Les préoccupations suscitées par les infractions aux droits d’auteur
en ligne sont justifiées et doivent être prises en considération,
surtout dans l’optique de protéger et de promouvoir la création.
Ceci devrait être le but ultime, au lieu de chercher à préserver
des modèles commerciaux peut-être obsolètes pouvant avoir des effets
négatifs sur la créativité. Le CDMC rappelle à cet égard la Convention
de l’Unesco sur la protection et la promotion de la diversité des
expressions culturelles (voir aussi la Recommandation Rec(2006)3
du Comité des Ministres).
6. Le CDMC reconnaît que les limitations et les exceptions aux
droits d’auteur sont essentielles pour ménager un équilibre entre
les intérêts des créateurs et ceux des utilisateurs et du grand
public. Elles sont aussi fondamentales pour l'accès à la connaissance,
à l'éducation, à la science, à la culture et aux progrès, ainsi
que pour les processus démocratiques. Le droit à la liberté d’expression,
d’information et de communication sur l’internet et au moyen d’autres
technologies de la communication et de l’information doit être défendu
conformément à l’article 10 de la Convention européenne des droits
de l'homme, telle qu’interprétée par la Cour européenne des droits
de l'homme.
7. Les possibilités de création et de développement offertes
par l'utilisation et la réutilisation d'œuvres sont évidentes ;
on pourrait mentionner dans ce contexte, le développement des logiciels
« à code source ouvert » et des licences « creative commons » sur
la base du droit international et européen en matière de droits d’auteur.

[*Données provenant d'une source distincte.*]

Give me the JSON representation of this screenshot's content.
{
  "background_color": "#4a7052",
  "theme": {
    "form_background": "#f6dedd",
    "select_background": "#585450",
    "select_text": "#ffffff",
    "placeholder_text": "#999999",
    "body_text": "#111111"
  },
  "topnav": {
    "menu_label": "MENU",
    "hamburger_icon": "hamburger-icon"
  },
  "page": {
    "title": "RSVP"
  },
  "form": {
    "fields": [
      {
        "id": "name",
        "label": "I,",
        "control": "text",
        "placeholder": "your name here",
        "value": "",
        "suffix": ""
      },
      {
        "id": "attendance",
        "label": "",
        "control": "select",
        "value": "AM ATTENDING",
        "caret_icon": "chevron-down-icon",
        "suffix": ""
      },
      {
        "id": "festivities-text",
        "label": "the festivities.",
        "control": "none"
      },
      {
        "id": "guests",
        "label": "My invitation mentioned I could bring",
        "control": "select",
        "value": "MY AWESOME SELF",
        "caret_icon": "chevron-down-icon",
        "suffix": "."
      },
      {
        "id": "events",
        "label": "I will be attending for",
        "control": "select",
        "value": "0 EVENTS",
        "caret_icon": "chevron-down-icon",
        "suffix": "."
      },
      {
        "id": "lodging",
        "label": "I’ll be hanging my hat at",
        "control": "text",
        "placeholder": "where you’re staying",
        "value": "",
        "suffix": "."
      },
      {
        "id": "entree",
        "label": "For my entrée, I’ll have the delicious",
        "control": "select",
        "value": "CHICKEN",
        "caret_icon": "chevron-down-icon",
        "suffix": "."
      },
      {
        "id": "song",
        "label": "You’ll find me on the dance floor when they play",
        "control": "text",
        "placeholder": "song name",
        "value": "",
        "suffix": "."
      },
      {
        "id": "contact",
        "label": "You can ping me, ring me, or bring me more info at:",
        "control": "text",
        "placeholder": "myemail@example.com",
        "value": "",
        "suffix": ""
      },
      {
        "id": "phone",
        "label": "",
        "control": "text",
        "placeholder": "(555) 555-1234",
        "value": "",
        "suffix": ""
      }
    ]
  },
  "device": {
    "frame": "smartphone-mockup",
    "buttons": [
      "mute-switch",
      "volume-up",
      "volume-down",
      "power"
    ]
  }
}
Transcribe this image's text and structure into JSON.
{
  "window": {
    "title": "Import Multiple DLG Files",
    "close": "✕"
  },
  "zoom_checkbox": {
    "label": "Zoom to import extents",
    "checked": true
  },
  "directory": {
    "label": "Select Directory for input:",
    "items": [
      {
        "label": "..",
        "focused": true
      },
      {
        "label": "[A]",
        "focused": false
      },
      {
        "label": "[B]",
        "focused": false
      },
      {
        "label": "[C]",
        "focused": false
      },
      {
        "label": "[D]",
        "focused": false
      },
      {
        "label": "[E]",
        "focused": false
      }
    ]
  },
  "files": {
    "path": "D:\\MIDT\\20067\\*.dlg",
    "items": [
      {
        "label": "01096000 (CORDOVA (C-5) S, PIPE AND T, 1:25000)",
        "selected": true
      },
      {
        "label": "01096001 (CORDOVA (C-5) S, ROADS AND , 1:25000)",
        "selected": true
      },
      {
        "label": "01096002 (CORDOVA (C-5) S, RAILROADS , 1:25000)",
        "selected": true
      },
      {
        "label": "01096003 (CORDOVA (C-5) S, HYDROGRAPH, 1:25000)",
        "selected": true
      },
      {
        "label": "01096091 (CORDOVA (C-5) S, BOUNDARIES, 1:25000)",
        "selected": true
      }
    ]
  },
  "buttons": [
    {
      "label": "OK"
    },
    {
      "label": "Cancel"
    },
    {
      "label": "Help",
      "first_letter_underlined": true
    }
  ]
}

Les blogs et les vidéos et d’autres plateformes de partage de contenus,
ainsi que d'autres communautés en ligne sont devenus des espaces
de choix pour la communication, la transparence et la démocratie.
En outre, de nouvelles formes de distribution de contenus donnent
le jour à de nouveaux modèles commerciaux qui peuvent assurer une
juste rémunération aux créateurs et favoriser leur activité.
8. L’Assemblée demande au Comité des Ministres de lancer une
réflexion sur les droits d’auteur à l’ère de l’Internet. A cet égard,
l’ancien Groupe de Spécialistes sur les droits de l'homme dans la
société de l’information, subordonné au CDMC, a élaboré un rapport
sur les nouvelles questions et tendances concernant la protection
des droits de propriété intellectuelle et l’utilisation de mesures
de protection technique dans le contexte du développement de nouveaux
services de communication et d’information (et de l’internet), ainsi que
les droits fondamentaux à la liberté d’expression et à la libre
circulation des informations, l’accès à la connaissance et à l’éducation,
la promotion de la recherche et du développement scientifique et
la protection et la promotion de la diversité des expressions culturelles
et de la création artistique (MC-S-IS(2007)008rev3).
9. Si le Comité des Ministres devait décider que le Conseil de
l'Europe est la tribune appropriée pour faire avancer cette réflexion,
cette tâche dépasserait les compétences du CDMC et on pourrait y
associer, à juste titre, d’autres comités directeurs, en particulier
ceux qui s’occupent de la coopération juridique, de la culture, de
l’éducation et des droits de l'homme.